Q: What does your current role entail?
The Software Development and Operations team builds and adapts software for EMBL-EBI, improving access to internal services such as resource management and long-term file archiving.
It contributes expertise to internal and external projects in areas such as authentication, dataset distribution, and cloud deployment. It’s quite a big team of software developers, systems administrators and DevOps engineers working collaboratively with EMBL-EBI teams, and external project-based collaborators.
We also support external projects such as the Human Cell Atlas, BioExcel 2 and a number of ELIXIR implementation studies.
Q: What are you hoping to achieve?
I’d like to use my experience in bioinformatics and service provision to help bridge the gap between the people who develop and maintain EMBL-EBI data resources and the researchers who use them, within and outside the institute.
As someone who has sat in all areas – frustrated user, researcher, software producer and service provider – I’d like to think that I can assist communications on all sides.
I’m particularly excited about drawing on the user experience (UX) expertise at EMBL-EBI, because it’s an excellent resource that I haven’t had access to previously.
Q: Why did you choose EMBL-EBI?
EMBL-EBI is a go-to place for bioinformatics in Europe, so people tend to gravitate towards it. I’m looking forward to working in such a bespoke environment with access to cutting-edge facilities.
On a practical basis, I’ve spent 16 years with a crazy commute; in fact, for the past six years, I’ve been passing EMBL-EBI on my way to work and back.
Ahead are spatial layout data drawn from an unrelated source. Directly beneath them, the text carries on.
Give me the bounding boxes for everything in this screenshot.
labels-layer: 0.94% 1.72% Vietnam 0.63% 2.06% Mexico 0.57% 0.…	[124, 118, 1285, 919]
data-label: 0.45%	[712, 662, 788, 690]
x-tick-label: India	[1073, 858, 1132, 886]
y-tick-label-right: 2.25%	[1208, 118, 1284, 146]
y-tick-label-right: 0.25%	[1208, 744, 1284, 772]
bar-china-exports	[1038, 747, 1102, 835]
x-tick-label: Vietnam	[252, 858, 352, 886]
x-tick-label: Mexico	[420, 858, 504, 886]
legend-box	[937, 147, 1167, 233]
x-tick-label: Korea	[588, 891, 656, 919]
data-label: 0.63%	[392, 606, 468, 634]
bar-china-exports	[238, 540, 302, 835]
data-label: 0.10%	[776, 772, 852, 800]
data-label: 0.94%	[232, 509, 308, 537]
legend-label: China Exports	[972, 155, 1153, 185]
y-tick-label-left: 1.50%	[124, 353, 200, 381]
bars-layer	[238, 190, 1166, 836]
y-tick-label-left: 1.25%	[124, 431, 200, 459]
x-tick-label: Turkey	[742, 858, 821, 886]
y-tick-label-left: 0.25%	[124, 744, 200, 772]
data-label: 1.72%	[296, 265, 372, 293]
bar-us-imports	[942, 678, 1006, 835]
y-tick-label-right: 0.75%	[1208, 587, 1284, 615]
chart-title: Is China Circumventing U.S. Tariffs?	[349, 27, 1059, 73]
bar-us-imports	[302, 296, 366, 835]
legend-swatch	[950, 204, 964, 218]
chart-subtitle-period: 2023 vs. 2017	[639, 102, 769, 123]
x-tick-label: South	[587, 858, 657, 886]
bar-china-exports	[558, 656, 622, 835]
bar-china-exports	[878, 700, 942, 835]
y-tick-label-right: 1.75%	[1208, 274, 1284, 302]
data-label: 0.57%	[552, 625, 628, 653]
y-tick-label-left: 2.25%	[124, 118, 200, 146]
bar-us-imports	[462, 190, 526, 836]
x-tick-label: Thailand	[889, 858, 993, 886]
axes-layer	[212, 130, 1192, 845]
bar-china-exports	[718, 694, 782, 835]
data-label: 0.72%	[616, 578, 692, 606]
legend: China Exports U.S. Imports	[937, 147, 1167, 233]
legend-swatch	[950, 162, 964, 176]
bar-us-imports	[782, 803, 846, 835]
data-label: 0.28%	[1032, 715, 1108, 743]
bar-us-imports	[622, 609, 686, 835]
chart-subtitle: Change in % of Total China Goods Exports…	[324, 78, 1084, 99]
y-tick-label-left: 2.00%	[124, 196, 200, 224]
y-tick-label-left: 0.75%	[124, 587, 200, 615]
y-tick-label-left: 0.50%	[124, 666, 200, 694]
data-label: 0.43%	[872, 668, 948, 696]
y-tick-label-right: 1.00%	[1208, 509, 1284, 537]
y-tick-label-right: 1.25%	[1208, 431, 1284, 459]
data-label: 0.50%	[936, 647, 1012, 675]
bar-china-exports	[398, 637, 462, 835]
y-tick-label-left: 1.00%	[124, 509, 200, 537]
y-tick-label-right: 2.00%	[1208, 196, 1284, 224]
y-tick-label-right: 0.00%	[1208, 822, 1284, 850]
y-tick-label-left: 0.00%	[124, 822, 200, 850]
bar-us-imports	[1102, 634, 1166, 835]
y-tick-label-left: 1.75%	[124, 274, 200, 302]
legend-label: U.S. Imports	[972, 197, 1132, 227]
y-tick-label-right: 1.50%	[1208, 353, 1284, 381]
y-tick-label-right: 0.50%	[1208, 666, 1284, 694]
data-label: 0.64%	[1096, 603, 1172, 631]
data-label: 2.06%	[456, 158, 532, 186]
I can’t believe I can finally swap a four-hour commute for a short cycle ride to work!
EMBL-EBI is a go-to place for bioinformatics in Europe
Q: What’s your advice for someone who’s thinking of applying for a technical role at EMBL-EBI?
Get in touch and have a chat because we might just have a role for you! It’s a great place to hone your skills using cutting-edge technologies in a big data environment.
Q: What’s the best advice you’ve ever received?
Get some sleep!
Q: What inspires you?
Curiosity and the pleasure of talking to others and trying to understand what they need. I don’t think you can work in this field without having a huge amount of curiosity.